The theme of the cases cited by both parties is that the mere existence of an exclusive vertical contract is not a "group boycott” prohibited by the antitrust laws. However, the State has alleged and should be allowed to prove that the defendants had specific anti-competitive intent. This can not be inferred from the mere existence of an exclusive vertical deal, but by anticompetitive, illegal behavior an otherwise legal business decision can become an unlawful group boycott under the Utah Antitrust Act. The State should have the opportunity to establish that the defendants had a specific intent to eliminate access to the security guard market as the goal of their exclusive dealing and that no legitimate business purpose or result was intended.
*821Id. at 254-55.

. "[A]n antitrust policy divorced from market considerations would lack any objective benchmarks.” Continental T. V. Inc. v. GTE Sylvannia, Inc., 433 U.S. 36, 53 n. 21, 97 S.Ct. 2549, 2559 n. 21, 53 L.Ed.2d 568 (1977). Contrary to the majority’s characterization, I have not urged full-blown market analysis of the sort typical when applying the rule of reason. Such analysis is indeed unnecessary where an antitrust violation of the per se variety is at issue. However, I think a cursory peek at the relevant market is instructive in evaluating the likelihood that defendants had as their intent the elimination of competition.
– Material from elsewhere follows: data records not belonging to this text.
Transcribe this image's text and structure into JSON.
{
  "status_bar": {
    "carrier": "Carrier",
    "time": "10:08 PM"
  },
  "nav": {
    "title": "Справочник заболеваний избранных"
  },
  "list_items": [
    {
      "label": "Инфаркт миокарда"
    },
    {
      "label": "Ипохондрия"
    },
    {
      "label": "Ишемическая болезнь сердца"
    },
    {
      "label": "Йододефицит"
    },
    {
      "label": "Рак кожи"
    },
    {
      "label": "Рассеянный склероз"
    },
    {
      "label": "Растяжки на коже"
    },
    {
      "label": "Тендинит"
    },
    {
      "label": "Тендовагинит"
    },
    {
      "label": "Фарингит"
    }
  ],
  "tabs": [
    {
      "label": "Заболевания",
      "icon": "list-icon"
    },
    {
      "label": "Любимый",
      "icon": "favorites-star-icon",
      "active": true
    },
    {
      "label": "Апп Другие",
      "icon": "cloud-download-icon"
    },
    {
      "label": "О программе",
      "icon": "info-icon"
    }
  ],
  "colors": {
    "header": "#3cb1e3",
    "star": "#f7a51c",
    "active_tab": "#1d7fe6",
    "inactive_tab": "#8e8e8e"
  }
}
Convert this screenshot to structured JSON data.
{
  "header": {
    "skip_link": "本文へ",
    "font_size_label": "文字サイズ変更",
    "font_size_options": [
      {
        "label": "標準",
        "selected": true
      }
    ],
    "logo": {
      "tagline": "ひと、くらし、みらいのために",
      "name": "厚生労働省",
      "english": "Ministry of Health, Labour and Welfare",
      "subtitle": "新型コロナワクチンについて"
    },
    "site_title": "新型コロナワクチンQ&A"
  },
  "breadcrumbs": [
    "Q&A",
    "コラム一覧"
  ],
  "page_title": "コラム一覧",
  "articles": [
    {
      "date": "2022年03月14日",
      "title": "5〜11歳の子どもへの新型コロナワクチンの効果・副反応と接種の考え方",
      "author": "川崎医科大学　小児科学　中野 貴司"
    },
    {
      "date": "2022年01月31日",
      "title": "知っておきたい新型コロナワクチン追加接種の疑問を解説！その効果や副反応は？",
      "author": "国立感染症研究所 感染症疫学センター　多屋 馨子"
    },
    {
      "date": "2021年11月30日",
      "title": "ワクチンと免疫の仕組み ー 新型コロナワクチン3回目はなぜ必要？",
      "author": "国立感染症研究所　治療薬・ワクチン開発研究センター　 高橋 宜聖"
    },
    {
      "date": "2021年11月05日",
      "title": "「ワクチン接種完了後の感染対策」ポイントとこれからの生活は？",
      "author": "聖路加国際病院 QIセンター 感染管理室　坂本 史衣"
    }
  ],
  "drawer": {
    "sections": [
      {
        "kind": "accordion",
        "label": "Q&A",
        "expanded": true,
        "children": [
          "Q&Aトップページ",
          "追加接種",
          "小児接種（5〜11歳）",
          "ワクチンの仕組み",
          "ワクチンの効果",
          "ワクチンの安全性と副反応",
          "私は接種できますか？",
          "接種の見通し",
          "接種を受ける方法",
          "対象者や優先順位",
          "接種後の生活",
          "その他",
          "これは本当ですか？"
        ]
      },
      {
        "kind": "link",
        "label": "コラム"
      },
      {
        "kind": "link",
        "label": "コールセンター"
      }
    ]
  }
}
. Fortunately, such objectionable conduct is readily punished under our commercial bribery statute. Where the conduct is especially egregious, it can also, as in this case, be reached under the racketeering statute. Defendants did a bad thing and they should suffer the consequences. Their punishment, however, should be for the crimes they committed, not those they might have committed had the Legislature chosen a different approach to antitrust criminality.